In 2017, the Caribbean Development Bank (CDB) Board approved US$250,000 in funding to the Caribbean. These funds are to strengthen financial transparency and to help prevent the loss of correspondent banking relationships in the Region. Designed as a three-year pilot initiative, this project is to be implemented in Jamaica, The Bahamas, Barbados, Belize, and members of the Organisation of Eastern Caribbean States. It has three components:

  • Strengthening the government’s implementation of, and compliance with, international financial integrity standards. This includes updating the required laws and regulations.
  • Increasing the technical capacity of banks and credit unions in the region to carry out customer due diligence, and introduce anti-money laundering best practices. This intervention includes staff training.
  • Improving public-private sector coordination with regulators to more effectively address de-risking and create a mechanism for ongoing dialogue with external regulators and foreign banks.

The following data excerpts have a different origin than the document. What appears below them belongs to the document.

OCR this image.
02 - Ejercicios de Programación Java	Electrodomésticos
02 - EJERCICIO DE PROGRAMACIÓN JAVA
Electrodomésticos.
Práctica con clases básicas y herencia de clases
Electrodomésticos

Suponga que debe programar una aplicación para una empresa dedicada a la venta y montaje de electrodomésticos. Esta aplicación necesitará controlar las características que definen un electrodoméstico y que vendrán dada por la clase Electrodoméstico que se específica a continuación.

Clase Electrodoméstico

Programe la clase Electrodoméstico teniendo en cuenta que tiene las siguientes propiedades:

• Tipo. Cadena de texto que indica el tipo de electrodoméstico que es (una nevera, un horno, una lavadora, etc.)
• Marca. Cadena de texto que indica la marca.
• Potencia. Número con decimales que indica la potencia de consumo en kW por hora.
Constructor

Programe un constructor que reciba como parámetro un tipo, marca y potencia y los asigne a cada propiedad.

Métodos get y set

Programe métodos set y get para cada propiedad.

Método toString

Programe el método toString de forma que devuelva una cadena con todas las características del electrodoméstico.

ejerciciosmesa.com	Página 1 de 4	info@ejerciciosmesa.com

Meanwhile, in 2018, Jamaica’s two largest building societies, the Victoria Mutual Building Society and the Jamaica National Building Society have implemented measures to prevent the disruptions caused by loss of correspondent banking relations. These measures will allow their UK account holders, including pensioners, to continue funding their Jamaican accounts. This move came after their UK banking partner decided to terminate banking relationships with financial institutions in the LAC region.

Also, Jamaica and other Caribbean territories have been addressing the problem of de-risking by introducing robust AML/CFT regulatory frameworks.